I Masking The Hate sono una novità per la scena underground italiana, formatisi ad Aversa nel 2014, propongono un celtic metal unito ad elementi symphonic black e gothic metal.

Nel dicembre 2015 hanno pubblicato il loro primo EP "On Stranger Tides".

 

Di Questo EP si può iniziare col dire che è molto vario, si sente da subito che ogni membro ci ha messo le proprie influenze adattandole a quelle degli altri e non spargendole a caso, rendendolo molto vario e per nulla banale.

 

L'intro "Prelude" crea subito un atmosfera a dir poco allietante, breve ma coinvolgente, le canzoni variano molto, unendo elementi sempre differenti di brano in brano, "Urnield" e "Blodyland" si presentano molto carichi, ritmici e al tempo stesso abbastanza melodici. 

"Unforgiven Angel", penultima traccia del disco, si distacca molto dagli altri brani, le parti in scream e le parti tirate di chitarra vengono totalmente rimpiazzate da riff e assoli melodici e lenti al quale si accosta una batteria molto più lenta che si alterna con le parti in piano. Il cantato in pulito rende perfetto il brano, creando un atmosfera quasi romantica.

Si ritorna poi alla carica con la title track "On Strange Tides".

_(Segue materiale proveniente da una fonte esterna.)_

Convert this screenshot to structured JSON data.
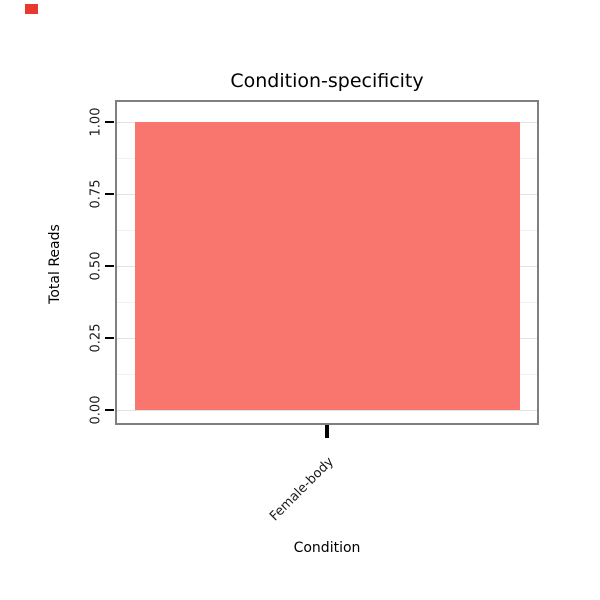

Un' altra cosa molto apprezzabile del disco è il ruolo del basso che non è solo ritmico ma svolge anche un compito più da "protagonista" che, comunque,  non copre in modo invadente gli altri strumenti.

Gli assoli magari sono un po scontati e alcuni riff un po banali ma questi ragazzi hanno sfornato un buon disco e sicuramente sapranno rifarsi delle piccole pecche contenute al loro interno, disco che consiglio molto ai fan di ensiferum, dimmu borgir e cradle of filth.